Beaten Biscuits

Preparation info

  • Difficulty


  • Makes about

    one dozen

Appears in

Good to the Grain

By Kim Boyce

Published 2010

  • About

I first tasted beaten biscuits in Kentucky. In the era before baking powder and baking soda, biscuit dough was beaten for long periods of time to give the biscuits lift. Contrary to what I had always thought—that the dough required a light hand to yield a tender biscuit—these biscuits are beaten and folded repeatedly and yet the results are very tender. Here I kept the method, using a bit of chemical leavening with the multigrain flour mix—I didn’t quite believe that I would get the lift without it.

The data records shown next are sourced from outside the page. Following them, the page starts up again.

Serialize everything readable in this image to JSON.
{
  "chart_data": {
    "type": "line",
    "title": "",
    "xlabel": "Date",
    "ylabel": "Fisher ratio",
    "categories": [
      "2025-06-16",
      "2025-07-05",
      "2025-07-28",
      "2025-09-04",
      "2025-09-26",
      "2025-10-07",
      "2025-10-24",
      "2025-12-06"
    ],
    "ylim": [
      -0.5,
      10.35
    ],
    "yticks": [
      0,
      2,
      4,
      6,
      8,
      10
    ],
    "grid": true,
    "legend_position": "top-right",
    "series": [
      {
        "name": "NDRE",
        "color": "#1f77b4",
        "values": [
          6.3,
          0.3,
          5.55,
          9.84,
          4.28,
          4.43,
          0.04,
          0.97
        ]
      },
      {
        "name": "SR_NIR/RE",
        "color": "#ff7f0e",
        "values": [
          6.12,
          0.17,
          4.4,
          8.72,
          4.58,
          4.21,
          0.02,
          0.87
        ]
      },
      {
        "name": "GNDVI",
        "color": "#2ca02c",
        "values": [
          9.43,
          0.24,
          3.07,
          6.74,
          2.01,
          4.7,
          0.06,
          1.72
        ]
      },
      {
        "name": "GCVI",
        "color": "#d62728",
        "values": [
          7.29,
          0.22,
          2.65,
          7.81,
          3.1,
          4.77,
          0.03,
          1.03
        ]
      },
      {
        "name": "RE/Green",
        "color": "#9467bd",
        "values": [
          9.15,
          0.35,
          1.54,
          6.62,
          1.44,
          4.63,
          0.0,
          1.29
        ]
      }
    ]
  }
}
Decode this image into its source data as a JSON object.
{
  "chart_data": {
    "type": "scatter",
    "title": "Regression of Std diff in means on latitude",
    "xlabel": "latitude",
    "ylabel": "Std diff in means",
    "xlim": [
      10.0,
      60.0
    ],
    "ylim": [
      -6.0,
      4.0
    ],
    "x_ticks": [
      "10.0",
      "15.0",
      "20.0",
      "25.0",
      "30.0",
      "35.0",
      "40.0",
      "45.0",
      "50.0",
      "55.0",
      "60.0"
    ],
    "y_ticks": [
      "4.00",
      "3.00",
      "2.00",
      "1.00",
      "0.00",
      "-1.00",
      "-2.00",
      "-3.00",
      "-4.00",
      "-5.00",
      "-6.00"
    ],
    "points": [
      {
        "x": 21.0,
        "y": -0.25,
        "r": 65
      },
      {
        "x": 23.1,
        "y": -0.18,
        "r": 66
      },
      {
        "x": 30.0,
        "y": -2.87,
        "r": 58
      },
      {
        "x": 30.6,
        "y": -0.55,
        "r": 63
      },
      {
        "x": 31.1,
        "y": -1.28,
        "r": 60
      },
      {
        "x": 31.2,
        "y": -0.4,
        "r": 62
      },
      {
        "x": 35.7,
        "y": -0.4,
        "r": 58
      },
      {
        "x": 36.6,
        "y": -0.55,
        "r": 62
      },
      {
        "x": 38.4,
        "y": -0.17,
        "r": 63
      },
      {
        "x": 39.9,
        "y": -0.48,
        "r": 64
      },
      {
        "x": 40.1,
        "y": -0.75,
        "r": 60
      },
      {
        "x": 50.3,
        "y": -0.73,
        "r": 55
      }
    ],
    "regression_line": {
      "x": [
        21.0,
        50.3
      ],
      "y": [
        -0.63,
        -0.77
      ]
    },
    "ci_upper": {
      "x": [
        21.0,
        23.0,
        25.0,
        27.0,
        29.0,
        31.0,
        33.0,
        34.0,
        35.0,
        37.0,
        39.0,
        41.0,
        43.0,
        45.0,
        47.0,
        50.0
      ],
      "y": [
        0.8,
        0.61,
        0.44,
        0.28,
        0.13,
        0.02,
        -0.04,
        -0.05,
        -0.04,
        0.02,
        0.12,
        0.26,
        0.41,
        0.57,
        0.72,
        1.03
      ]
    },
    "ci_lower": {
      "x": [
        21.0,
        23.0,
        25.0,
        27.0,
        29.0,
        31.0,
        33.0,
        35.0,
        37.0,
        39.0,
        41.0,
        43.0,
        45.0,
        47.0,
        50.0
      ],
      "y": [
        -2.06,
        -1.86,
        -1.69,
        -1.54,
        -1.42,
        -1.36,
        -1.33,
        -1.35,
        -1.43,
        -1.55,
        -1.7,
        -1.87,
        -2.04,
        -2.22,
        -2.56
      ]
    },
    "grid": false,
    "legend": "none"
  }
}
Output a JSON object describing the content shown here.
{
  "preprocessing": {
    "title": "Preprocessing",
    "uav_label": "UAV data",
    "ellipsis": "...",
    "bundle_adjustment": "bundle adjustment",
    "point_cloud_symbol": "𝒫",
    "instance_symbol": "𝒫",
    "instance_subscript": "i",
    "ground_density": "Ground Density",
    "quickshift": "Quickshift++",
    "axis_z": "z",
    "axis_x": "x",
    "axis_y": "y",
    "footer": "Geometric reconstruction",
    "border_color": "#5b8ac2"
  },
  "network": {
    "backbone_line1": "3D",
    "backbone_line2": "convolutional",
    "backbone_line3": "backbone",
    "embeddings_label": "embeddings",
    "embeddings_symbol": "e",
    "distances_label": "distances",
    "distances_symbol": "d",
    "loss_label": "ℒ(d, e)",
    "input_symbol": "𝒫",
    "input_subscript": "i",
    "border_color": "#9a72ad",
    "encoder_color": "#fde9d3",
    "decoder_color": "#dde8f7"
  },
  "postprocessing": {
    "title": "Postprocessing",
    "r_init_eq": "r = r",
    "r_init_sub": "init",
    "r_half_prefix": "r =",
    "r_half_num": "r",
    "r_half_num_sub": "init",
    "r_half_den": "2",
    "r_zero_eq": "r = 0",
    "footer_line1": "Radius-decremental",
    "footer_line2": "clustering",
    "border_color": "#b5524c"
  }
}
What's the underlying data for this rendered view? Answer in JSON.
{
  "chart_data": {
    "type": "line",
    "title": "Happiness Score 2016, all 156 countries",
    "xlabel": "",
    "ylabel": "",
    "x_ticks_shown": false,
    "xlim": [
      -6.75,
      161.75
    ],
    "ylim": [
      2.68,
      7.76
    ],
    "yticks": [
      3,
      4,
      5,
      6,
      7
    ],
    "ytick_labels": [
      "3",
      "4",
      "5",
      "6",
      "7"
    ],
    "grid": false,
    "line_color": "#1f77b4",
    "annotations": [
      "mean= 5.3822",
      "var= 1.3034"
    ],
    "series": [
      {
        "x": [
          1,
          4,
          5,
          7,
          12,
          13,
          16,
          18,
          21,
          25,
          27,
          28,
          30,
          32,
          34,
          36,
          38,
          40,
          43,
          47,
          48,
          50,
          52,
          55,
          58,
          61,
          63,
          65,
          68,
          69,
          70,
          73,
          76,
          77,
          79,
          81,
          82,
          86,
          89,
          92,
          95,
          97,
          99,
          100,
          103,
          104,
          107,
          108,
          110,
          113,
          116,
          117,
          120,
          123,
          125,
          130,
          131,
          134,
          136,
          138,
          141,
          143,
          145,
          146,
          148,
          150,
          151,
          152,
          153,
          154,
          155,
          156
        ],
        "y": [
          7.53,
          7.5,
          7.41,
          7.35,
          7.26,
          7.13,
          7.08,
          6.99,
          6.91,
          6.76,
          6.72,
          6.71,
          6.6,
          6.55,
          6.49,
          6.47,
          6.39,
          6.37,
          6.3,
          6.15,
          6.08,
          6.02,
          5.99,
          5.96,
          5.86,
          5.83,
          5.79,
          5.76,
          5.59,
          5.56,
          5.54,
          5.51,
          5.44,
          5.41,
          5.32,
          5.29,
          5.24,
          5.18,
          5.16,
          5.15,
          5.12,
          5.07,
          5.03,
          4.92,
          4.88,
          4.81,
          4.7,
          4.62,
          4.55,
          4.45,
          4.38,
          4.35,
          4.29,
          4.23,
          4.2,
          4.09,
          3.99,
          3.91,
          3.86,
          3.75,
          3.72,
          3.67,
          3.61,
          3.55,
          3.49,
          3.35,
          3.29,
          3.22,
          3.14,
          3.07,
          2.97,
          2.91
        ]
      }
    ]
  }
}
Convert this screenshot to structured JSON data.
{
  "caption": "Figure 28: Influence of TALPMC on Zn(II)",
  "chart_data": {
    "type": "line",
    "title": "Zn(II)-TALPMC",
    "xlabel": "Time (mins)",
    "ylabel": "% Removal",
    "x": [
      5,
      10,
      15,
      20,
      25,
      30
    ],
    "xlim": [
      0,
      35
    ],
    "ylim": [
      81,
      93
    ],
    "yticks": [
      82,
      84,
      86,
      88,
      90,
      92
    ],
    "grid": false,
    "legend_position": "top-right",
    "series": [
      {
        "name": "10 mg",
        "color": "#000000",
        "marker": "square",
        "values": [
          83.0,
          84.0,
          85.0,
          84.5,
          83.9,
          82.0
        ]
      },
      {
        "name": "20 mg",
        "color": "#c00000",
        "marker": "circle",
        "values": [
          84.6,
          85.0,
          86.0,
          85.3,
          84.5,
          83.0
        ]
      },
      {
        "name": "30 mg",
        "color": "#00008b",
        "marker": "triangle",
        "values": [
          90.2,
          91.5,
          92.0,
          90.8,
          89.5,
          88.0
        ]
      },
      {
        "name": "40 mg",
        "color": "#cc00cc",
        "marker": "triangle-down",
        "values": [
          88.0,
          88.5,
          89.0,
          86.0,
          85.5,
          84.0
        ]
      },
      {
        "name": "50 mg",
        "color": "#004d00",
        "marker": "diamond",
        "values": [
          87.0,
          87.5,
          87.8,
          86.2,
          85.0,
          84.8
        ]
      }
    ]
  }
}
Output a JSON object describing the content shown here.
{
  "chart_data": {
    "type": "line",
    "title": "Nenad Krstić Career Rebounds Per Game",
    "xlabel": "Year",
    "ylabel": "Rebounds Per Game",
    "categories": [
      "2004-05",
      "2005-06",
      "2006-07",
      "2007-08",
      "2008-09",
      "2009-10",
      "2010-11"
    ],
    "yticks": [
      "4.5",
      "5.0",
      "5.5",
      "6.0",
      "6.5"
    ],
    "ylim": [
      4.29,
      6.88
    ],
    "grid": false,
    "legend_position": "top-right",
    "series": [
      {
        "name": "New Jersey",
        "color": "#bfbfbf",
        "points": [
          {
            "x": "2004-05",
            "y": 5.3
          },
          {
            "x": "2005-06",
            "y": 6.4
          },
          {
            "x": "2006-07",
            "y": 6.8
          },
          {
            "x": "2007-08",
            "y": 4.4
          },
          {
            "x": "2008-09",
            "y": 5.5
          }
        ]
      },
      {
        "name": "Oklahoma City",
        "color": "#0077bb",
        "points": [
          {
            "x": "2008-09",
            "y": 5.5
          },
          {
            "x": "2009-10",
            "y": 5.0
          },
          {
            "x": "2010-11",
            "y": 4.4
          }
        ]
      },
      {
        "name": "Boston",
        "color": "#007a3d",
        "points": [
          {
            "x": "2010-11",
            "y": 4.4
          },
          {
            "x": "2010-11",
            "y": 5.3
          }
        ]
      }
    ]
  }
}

These biscuits are small, with a fine, crumbly texture. The homemade multigrain flour mix gives them a pure, sweet, and nutty taste. They are particularly good slathered with Three-Citrus Marmalade. The rounds of biscuit dough also make a great topping for a fruit cobbler.

Butter for the pans


Dry Mix

  • 1 cup Multigrain Flour Mix
  • 1 cup whole-grain pastry flour
  • 1 tablespoon baking powder
  • 1 tablespoon sugar
  • ¾ teaspoon kosher salt
  • ½ teaspoon baking soda

Wet Mix

  • 3 ounces (¾ stick) cold unsalted butter, cut into ½-inch pieces
  • ¾ cup heavy cream


  1. Place two racks in the upper and lower thirds of the oven and preheat to 400°F. Rub two baking sheets with butter.
  2. Sift the dry ingredients into a large bowl, pouring back into the bowl any bits of grain or other ingredients that may remain in the sifter. Add the butter to the dry mixture. Rub the butter between your fingers, breaking it into smaller and smaller bits until the pieces are the size of grains of rice. The more quickly you do this, the more the butter will stay solid, which is important for the success of the recipe.
  3. Add the cream. Working from the outer edge of the flour, draw your hands around the bowl to mix the cream into the flour. Mix until the dough just holds together.
  4. Dust a work surface with flour. Use a pastry scraper or a spatula to transfer the dough to the work surface. With a rolling pin, give the dough three good whacks, then fold the dough over and give it three more good whacks. Fold and whack five more times. Flour as needed.
  5. Gather the dough into a ball and roll it out to a ¾-inch thickness. Using a 2-inch round cookie cutter, cut the dough into circles, punching out the circles as close as possible to one another. Gather the excess dough, roll it out again, and punch out more circles. Repeat until all the dough is used, keeping in mind the more times you reroll the dough, the tougher the biscuits will be.
  6. Transfer the biscuits to the prepared baking sheets, leaving about 3 inches between them.
  7. Bake for 18 to 20 minutes, rotating the pans halfway through. The biscuit tops should be a matte mahogany-brown.
  8. Enjoy warm, or even a few hours later. Like all biscuits, they’re best eaten the day they’re made but will keep in an airtight container for 2 days.